Листы располагались группами, закрепленные вплотную друг к другу, но здесь и там имелись небольшие зазоры, отделявшие их от следующих, им подобных, как бы с целью показать, что здесь последовательность
Всего было ужасно много.
И он не мог понять, с какой стороны ему начинать.
Кроме того, имелись вещи, о которых он предпочел промолчать, но беспокоившие его столь же сильно.
Вне всякого сомнения, ему не первому всучили данную работу. Кто-то занимался тем же материалом до него, сделал первый этап, то есть понял правильное толкование бесконечных цифровых последовательностей, висевших вокруг него, нашел ключ и превратил их в длинные картинки с шумерским текстом.
Но что это означало?
Кто-то начал его работу, но не прошел весь путь вперед? И почему же? Кто тогда? И в таком случае, где он находится сейчас?
Вильям покачал головой.
И теперь понадобилось написать ответ. На сообщение, которое он не мог прочитать. Огромное спасибо.
Естественно, от этого не становилось легче. Они разобрались с текстом, но вовсе не обязательно нашли всеобъемлющий ключ, и сейчас отсутствовал метод, позволяющий пройти в обратном направлении. Закономерность и единая формула или, боже праведный, формулы, позволявшие в любое нужное мгновение зашифровать новое послание и знать, как и почему, и какие переменные в него входят, и какую ценность они должны иметь.
Этот процесс мог оказаться ужасно сложным. А формулы, пожалуй, могли зависеть от того, где в длинной последовательности размещается зашифрованный текст, и, возможно, от того, какие другие тексты уже находились в ней же или даже в других неизвестных ему последовательностях. И у него только хуже становилось на душе от того, что ни один дьявол не хотел рассказать, откуда пришел данный материал.
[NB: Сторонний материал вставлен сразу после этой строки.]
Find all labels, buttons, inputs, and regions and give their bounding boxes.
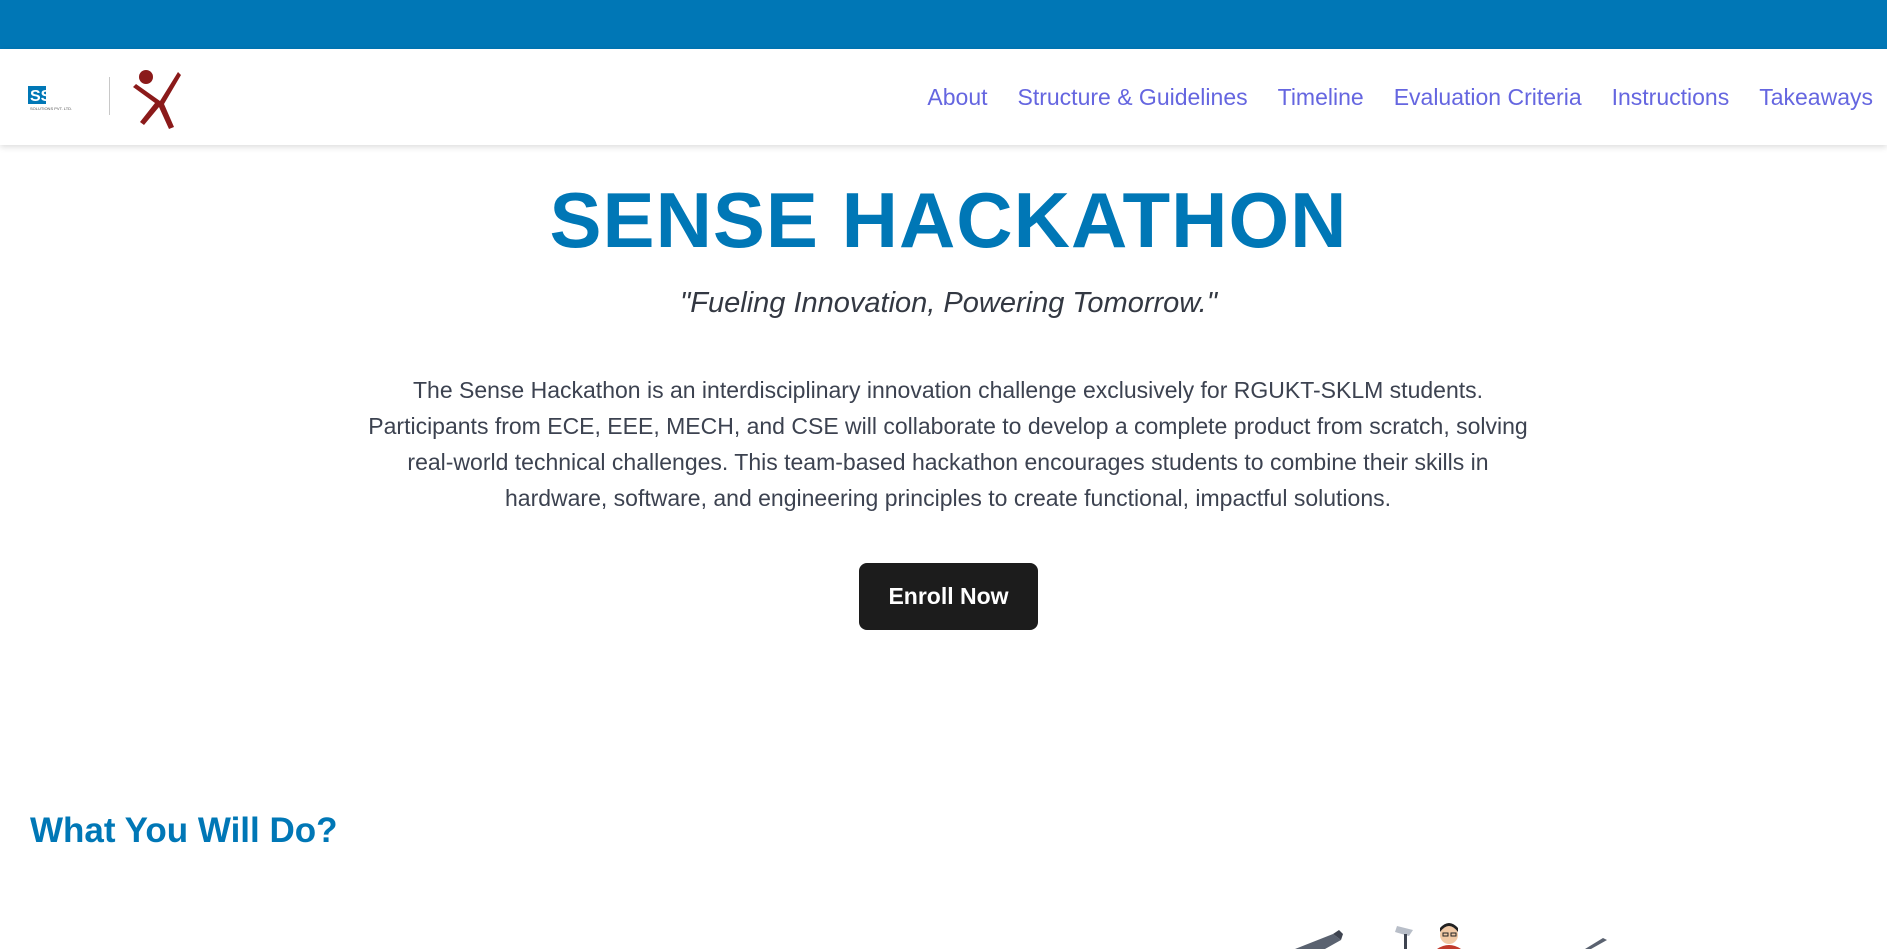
enroll-now-button[interactable]: Enroll Now — [859, 563, 1038, 630]
nav-takeaways[interactable]: Takeaways — [1759, 84, 1873, 111]
running-figure-logo-icon[interactable] — [130, 67, 184, 129]
workshop-illustration — [1295, 923, 1607, 949]
nav-about[interactable]: About — [927, 84, 987, 111]
top-accent-bar — [0, 0, 1887, 49]
navbar: SSiT SOLUTIONS PVT. LTD. About Structure… — [0, 49, 1887, 145]
logo-divider — [109, 77, 110, 115]
svg-text:SSiT: SSiT — [30, 88, 66, 105]
hero-tagline: "Fueling Innovation, Powering Tomorrow." — [680, 287, 1217, 319]
nav-evaluation-criteria[interactable]: Evaluation Criteria — [1394, 84, 1582, 111]
ssit-logo-icon[interactable]: SSiT SOLUTIONS PVT. LTD. — [28, 82, 84, 112]
what-you-will-do-heading: What You Will Do? — [30, 811, 338, 850]
main-nav: About Structure & Guidelines Timeline Ev… — [927, 49, 1873, 145]
svg-text:SOLUTIONS PVT. LTD.: SOLUTIONS PVT. LTD. — [30, 106, 72, 111]
hero-description: The Sense Hackathon is an interdisciplin… — [368, 377, 1528, 511]
hero-title: SENSE HACKATHON — [549, 176, 1348, 264]
nav-structure-guidelines[interactable]: Structure & Guidelines — [1018, 84, 1248, 111]
nav-instructions[interactable]: Instructions — [1612, 84, 1730, 111]
nav-timeline[interactable]: Timeline — [1278, 84, 1364, 111]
Как он тогда мог узнать, где ему начинать?
Черт.
Вильям постарался избавиться от этих мыслей.
Начать сначала. Посмотреть все вместе, получить представление об объеме, прикинуть, какую информацию он в состоянии вытащить из висевших перед ним бумаг.
Встал перед всеми распечатками. Пошел от конца к началу, начиная со стены с клинописью.
Она ему ничего не сказала, но он, естественно, и не ожидал иного. Это с таким же успехом могла быть стена детских рисунков, ничего не значащих бессмысленных штрихов, но сейчас все явно обстояло совсем иначе. Наоборот, они оказались настолько важными, что все нации мира посчитали необходимым создать целую организацию только ради них. И кем он был, чтобы возразить?
С расстояния нескольких шагов тексты выглядели как длинные непрерывные последовательности, сторона к стороне, но с близкого расстояния он увидел, что каждая распечатанная страница ограничена тонкой рамкой, словно представляла собой единый модуль, отдельный кусочек большой мозаики из страниц формата А4, висевшей вдоль стены и составлявшей общий текст.
А каждая страница представляла собой собственную матрицу, с пикселированной частью послания.
Двадцать три пикселя в ширину. Семьдесят три в высоту.